CEO Scott Gravelle of Attabotics told PYMNTS in a recent conversation that the company’s robotic wheeled shuttles bring goods to warehouse workers for packing and shipping. That can dramatically upgrade supply chain efficiency, something that firms of all descriptions are looking for in the post-pandemic era.
Gravelle said the shift to automated warehousing and robot-assisted supply chains is coming –because without it, there’s no reasonable way for eCommerce merchants to keep up with today’s rapidly digitizing economy.
“We know the future's coming because we can see it in consumer behavior,” he said.
A Do-It-Yourself Robotic Dog
If you find yourself looking at Boston Dynamics’ digital dogs and wishing you could have such a technologically-oriented pet yourself, we have some good news for you.
While a robot butler isn’t in your immediate future, a robotic dog could be – a very small one named “Bittle” that costs less than $200.
Pittsburgh-based company Petoi launched a Kickstarter campaign to fund additional R&D on the robotic toy dog.
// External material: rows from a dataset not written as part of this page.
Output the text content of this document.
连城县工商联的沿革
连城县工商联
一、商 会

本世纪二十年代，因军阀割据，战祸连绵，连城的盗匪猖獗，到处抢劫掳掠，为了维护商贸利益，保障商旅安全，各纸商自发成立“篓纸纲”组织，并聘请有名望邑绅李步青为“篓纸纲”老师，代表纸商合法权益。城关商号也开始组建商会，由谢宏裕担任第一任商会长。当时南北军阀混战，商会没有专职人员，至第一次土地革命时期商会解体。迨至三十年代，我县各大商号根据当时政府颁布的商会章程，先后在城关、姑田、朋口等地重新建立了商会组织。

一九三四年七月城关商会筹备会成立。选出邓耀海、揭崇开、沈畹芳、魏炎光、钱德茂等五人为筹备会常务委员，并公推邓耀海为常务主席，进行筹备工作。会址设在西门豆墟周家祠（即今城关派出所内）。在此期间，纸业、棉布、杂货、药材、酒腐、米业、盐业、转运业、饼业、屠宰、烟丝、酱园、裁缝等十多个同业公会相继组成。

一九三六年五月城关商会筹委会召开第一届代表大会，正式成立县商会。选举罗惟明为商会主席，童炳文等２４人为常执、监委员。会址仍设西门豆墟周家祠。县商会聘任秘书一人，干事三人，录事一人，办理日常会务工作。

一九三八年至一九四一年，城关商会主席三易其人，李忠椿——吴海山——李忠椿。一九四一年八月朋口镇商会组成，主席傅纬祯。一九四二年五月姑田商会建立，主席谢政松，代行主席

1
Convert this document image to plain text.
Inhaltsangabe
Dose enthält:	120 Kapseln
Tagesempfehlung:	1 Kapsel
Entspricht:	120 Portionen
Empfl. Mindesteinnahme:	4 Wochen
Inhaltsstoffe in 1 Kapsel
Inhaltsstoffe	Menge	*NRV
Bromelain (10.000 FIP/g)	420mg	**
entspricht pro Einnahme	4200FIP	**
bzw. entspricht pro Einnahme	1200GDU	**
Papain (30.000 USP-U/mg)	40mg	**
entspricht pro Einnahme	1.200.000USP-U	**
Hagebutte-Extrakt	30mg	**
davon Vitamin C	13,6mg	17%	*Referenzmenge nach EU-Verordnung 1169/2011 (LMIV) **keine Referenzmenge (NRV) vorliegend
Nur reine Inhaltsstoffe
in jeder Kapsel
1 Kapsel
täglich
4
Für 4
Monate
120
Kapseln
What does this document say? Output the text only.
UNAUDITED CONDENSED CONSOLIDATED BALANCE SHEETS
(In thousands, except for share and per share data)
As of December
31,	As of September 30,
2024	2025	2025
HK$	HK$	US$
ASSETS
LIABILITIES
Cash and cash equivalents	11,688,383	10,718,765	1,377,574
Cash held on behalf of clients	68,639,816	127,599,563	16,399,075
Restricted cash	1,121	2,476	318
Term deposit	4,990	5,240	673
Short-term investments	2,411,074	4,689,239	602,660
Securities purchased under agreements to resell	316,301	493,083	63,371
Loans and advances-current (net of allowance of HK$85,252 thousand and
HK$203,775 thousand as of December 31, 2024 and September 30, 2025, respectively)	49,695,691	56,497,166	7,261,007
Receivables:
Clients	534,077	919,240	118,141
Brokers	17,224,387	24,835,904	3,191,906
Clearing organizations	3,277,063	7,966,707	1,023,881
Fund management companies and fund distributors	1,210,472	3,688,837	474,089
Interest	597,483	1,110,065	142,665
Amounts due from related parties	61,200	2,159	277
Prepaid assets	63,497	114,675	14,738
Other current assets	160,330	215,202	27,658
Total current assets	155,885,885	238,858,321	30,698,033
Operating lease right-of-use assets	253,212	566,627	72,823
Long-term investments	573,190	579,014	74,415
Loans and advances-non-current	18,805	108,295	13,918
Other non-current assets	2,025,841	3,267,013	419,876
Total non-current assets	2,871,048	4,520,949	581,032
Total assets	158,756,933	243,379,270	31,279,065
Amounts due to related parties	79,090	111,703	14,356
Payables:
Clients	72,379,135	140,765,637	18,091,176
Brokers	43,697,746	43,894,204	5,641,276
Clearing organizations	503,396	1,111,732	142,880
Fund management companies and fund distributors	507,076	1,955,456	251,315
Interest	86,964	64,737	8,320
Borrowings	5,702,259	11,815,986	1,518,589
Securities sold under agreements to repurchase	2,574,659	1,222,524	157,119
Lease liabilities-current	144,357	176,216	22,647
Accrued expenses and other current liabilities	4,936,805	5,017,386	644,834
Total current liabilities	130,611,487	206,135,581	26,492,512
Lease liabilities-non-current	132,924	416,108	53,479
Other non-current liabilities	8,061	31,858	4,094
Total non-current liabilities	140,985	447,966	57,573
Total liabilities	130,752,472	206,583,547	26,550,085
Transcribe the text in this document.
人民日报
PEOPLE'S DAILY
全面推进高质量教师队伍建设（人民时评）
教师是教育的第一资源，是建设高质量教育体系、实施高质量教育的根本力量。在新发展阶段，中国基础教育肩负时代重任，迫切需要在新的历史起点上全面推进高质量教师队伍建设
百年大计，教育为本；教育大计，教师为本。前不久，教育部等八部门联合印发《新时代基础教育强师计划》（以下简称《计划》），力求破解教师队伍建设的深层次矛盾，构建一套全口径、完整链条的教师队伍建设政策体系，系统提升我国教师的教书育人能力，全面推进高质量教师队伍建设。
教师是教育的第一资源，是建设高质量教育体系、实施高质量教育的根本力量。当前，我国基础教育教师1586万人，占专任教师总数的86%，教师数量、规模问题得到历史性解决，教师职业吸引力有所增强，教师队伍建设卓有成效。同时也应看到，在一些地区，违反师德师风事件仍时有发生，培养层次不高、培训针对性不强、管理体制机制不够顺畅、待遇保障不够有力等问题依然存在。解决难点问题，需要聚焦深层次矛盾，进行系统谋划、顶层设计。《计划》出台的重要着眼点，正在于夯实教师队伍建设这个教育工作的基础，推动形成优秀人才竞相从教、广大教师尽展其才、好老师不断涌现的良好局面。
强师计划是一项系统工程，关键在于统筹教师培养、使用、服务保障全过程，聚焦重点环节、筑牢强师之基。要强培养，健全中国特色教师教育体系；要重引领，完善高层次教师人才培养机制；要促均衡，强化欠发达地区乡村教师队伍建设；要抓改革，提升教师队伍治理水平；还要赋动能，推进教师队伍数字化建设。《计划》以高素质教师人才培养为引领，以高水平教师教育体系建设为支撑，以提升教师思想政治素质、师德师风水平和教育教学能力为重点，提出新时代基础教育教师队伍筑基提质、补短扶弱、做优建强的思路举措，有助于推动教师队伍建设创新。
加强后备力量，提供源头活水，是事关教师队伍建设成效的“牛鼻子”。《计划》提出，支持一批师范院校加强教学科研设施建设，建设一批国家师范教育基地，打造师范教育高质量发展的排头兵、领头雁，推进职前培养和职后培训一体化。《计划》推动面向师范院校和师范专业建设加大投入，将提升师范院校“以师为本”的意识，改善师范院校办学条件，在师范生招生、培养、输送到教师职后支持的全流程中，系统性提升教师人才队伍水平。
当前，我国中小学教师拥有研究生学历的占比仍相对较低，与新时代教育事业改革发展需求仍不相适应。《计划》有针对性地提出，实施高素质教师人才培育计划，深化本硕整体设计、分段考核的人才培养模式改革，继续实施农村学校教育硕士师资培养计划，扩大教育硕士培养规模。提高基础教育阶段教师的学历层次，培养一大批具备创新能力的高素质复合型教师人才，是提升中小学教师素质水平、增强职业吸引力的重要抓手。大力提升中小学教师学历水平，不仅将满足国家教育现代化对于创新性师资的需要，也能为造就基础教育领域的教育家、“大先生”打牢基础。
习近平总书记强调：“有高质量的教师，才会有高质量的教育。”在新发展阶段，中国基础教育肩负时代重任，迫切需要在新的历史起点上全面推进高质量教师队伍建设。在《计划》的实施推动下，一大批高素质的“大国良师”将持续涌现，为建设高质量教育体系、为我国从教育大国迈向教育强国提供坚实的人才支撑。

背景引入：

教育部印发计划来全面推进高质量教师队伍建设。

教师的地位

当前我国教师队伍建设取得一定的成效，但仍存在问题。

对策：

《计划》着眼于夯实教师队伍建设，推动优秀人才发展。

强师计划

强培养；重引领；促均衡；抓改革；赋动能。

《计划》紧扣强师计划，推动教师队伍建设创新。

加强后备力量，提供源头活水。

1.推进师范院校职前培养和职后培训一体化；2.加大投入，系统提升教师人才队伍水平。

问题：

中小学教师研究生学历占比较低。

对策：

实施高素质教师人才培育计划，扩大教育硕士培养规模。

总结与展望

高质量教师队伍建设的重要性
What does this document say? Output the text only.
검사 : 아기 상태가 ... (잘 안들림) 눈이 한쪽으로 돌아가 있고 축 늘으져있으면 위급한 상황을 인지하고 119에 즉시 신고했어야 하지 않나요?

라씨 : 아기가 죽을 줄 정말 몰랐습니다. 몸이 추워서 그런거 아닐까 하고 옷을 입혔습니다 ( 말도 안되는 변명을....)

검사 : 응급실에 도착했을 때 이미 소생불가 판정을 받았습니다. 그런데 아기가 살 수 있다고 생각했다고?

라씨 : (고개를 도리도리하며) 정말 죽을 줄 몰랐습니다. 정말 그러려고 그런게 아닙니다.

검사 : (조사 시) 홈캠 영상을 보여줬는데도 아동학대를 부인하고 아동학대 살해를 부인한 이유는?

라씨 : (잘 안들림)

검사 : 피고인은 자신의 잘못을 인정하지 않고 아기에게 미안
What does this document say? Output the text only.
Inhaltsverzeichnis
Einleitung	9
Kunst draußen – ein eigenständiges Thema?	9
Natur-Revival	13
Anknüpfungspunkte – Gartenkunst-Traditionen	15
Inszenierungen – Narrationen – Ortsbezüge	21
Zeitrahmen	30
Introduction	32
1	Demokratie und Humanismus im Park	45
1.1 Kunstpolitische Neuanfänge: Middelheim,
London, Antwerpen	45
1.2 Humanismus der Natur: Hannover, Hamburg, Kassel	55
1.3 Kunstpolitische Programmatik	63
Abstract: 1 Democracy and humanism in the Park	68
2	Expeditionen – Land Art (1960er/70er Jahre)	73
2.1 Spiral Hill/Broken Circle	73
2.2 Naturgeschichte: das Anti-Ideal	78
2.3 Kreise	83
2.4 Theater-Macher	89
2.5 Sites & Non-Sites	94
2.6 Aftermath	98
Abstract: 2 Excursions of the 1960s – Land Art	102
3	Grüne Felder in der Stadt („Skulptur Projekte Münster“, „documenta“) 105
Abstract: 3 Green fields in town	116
Users actually build it themselves, then write code commands using Petoi's OpenCat software. People can also purchase additional hardware modules such as a camera or gesture sensor to give little Bittle even more skills.
The robotic dog can walk at about two body lengths per second at top speed, and can also remember instinctive motion patterns or be run by remote control.
How useful is Bittle? Well, he’s no Rosey – but a robo-dog that consumers can build and program themselves might be the first step toward getting the public accustomed to robots as regularly occurring parts of their lives.
And with users programming Bittle themselves, it likely won’t have a tragic good-bye like Jibo did when its parent company folded. The robot sang a song, said goodbye, did a small dance and shut down forever, breaking many Jibo owners’ hearts in the process.
That setback aside, it seems that robots are here to stay – and will soon show up in many more places than anyone would have predicted.